Just curious if anyone has ever hunted a specific adult doe?[/b]


----------



## buckseye (Dec 8, 2003)

Many times.... there always seems to be one that warns the rest of them, I kill and eat her right away. And also the dry does are good eaters too.


----------



## tmonster (Jan 27, 2005)

I've got 3 extra doe tags that i intend to harvest with my bow, and I actually set up a stand yesterday for this specific purpose. I'm targeting this specific doe because she's the first one i've seen without a fawn. Also, i've been craving backstraps wrapped in bacon on the grill. It's making me hungry, even at 9:30 in the morning.


----------



## MossyMO (Feb 12, 2004)

Ah yes, trophy doe hunting....... :beer:


----------



## BUZZBYE (Aug 31, 2005)

Man I am w/u on the back straps ever tried any rubs on the meat. I used a steak rub on some about a week ago and man was it good!!!


----------



## buckseye (Dec 8, 2003)

I take whole hind quarters and rub them with curing salts and other spices... better than prime rib to most who have eaten it. I have also cured and smoked quarters and straps for sandwich meat.


----------



## tmonster (Jan 27, 2005)

Mmm. Backstraps. I've always gone with a pepper mix of some kind. Or just plain salt in pepper. Gotta get the thick bacon from the meat marked though, no grocery store stuff. Anyone ever see the Tony Dean outdoors when he's "trophy doe hunting?" The guy asked him what part he was intending to mount. Laughed my ars off.


----------



## BUZZBYE (Aug 31, 2005)

I seen a picture of a doe mounted outside someones house with a door bell mounted in it's bu$$-hole !!!! Man I fell out of my chair lol


----------



## BUZZBYE (Aug 31, 2005)

I FOUND THAT DOE BELL PICTURE GO TO PHOTO ALBUMS THEM MISC 

Not sure how to post pics here yet?[/img]


----------



## Niles Short (Mar 18, 2004)

does the x-wife qualifie? :beer:


----------



## taddy1340 (Dec 10, 2004)

Here you go BuzzBye...

[siteimg]2197[/siteimg]


----------



## Niles Short (Mar 18, 2004)

can i get one at Wallmart?


----------



## MOSSBACK (Jun 10, 2004)

I razzed a buddy of mine who did not get a buck tag this year.
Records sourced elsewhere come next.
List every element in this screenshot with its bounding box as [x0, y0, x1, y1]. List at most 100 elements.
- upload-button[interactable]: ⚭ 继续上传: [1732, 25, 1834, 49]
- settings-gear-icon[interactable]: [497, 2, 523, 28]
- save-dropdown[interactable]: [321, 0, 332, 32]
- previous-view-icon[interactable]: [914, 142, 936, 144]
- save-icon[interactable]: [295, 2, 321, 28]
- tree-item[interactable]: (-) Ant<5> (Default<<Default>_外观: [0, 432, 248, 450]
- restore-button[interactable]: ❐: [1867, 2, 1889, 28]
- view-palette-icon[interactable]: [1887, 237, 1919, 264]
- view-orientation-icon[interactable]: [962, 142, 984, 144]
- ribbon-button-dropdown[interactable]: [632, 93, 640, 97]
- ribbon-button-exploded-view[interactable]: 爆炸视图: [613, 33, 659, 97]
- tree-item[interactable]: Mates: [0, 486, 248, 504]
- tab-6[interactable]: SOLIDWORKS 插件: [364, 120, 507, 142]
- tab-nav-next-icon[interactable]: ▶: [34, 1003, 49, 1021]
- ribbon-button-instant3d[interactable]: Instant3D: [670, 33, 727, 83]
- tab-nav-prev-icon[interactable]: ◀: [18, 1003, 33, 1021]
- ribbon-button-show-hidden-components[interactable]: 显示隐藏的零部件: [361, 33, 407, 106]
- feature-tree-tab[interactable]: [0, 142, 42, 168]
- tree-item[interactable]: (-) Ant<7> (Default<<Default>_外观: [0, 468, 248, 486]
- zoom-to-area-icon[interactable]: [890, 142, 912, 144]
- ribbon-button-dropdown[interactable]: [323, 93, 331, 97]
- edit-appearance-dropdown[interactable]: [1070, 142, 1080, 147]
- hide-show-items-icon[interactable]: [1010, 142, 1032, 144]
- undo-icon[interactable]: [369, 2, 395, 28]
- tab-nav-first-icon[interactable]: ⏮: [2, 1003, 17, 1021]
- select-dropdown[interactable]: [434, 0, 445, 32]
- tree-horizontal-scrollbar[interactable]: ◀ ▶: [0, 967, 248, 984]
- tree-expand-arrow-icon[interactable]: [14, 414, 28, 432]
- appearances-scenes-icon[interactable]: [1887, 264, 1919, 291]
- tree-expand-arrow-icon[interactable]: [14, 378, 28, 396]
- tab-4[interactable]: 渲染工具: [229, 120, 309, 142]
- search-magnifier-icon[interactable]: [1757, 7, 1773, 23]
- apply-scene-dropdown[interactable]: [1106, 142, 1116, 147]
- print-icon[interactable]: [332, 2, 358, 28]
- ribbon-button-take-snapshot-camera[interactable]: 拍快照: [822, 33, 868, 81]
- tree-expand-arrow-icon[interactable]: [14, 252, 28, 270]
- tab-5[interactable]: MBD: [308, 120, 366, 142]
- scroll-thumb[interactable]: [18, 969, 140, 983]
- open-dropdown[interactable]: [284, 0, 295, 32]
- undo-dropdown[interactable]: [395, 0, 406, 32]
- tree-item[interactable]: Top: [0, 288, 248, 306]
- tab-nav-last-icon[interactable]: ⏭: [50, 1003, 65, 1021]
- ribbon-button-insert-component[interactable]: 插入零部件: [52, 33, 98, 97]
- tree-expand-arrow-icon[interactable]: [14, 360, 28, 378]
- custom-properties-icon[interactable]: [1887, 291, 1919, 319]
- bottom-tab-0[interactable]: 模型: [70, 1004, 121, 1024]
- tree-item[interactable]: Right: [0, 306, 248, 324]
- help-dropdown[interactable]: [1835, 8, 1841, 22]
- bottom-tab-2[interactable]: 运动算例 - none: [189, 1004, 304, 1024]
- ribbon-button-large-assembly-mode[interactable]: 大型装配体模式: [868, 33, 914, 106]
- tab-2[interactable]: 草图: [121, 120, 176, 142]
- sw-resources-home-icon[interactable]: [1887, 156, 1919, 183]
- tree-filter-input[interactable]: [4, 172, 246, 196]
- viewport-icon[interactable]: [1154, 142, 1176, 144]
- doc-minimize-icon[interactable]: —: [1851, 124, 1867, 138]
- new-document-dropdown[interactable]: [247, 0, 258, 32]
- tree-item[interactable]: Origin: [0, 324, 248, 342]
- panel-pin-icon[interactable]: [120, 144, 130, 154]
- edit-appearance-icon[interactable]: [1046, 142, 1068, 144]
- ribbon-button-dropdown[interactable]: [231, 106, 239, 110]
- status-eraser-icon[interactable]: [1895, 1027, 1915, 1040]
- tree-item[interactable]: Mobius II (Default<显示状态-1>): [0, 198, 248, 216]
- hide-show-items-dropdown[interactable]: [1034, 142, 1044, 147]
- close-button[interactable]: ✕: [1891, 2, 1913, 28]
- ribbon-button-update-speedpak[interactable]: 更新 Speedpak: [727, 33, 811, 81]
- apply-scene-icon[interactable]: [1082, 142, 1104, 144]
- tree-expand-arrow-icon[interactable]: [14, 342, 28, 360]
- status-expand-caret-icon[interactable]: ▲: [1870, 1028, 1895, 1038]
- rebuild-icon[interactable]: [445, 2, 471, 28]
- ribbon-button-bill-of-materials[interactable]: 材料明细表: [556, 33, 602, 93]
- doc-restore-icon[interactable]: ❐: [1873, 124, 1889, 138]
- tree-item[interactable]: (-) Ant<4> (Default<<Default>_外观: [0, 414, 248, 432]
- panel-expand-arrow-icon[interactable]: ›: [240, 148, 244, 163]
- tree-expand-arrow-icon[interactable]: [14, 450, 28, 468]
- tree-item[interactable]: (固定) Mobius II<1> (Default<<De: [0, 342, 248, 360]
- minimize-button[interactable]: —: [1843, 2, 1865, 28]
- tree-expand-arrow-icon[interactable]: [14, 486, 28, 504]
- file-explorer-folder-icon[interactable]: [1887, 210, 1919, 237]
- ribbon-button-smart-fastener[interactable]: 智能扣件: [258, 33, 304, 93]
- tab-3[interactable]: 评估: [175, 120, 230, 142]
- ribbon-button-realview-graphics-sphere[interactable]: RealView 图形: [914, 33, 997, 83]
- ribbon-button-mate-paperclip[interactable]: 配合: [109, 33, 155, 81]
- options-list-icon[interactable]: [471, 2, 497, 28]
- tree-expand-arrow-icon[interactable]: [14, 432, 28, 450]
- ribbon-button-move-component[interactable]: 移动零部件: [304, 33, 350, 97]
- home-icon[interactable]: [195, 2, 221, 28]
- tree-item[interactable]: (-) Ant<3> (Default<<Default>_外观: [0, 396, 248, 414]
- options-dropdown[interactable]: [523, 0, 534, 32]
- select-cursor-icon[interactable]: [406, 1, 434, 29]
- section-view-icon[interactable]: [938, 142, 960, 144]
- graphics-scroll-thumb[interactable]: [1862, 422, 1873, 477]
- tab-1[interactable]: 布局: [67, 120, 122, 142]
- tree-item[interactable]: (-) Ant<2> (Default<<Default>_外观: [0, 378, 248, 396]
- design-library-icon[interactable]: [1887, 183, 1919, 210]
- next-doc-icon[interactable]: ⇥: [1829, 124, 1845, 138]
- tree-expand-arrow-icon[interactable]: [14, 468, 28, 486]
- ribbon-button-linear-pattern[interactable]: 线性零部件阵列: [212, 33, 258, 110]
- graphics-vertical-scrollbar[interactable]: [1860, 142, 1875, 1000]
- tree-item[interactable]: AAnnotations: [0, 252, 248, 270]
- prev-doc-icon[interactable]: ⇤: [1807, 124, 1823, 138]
I called him on his cell phone at work and said hey I just saw a huge doe come through the river valley she had a huge fat *** and was at least a six nippler! I will set up some trail cams for you and try and get her tendancies down so you can get a crack at her on opening day!

He said you better hope you drop your buck in one shot this year or I am going to finish it off in the *** with my .300 mag.


----------



## Niles Short (Mar 18, 2004)

when he gets his doe duc tape some old horns on it for him...


----------



## DeltaBoy (Mar 4, 2004)

I used to track a specific doe, when I lived in MN. I didn't have many big bucks around the area I hunted and if anything had an antler it would get a slug thrown at the deer.


----------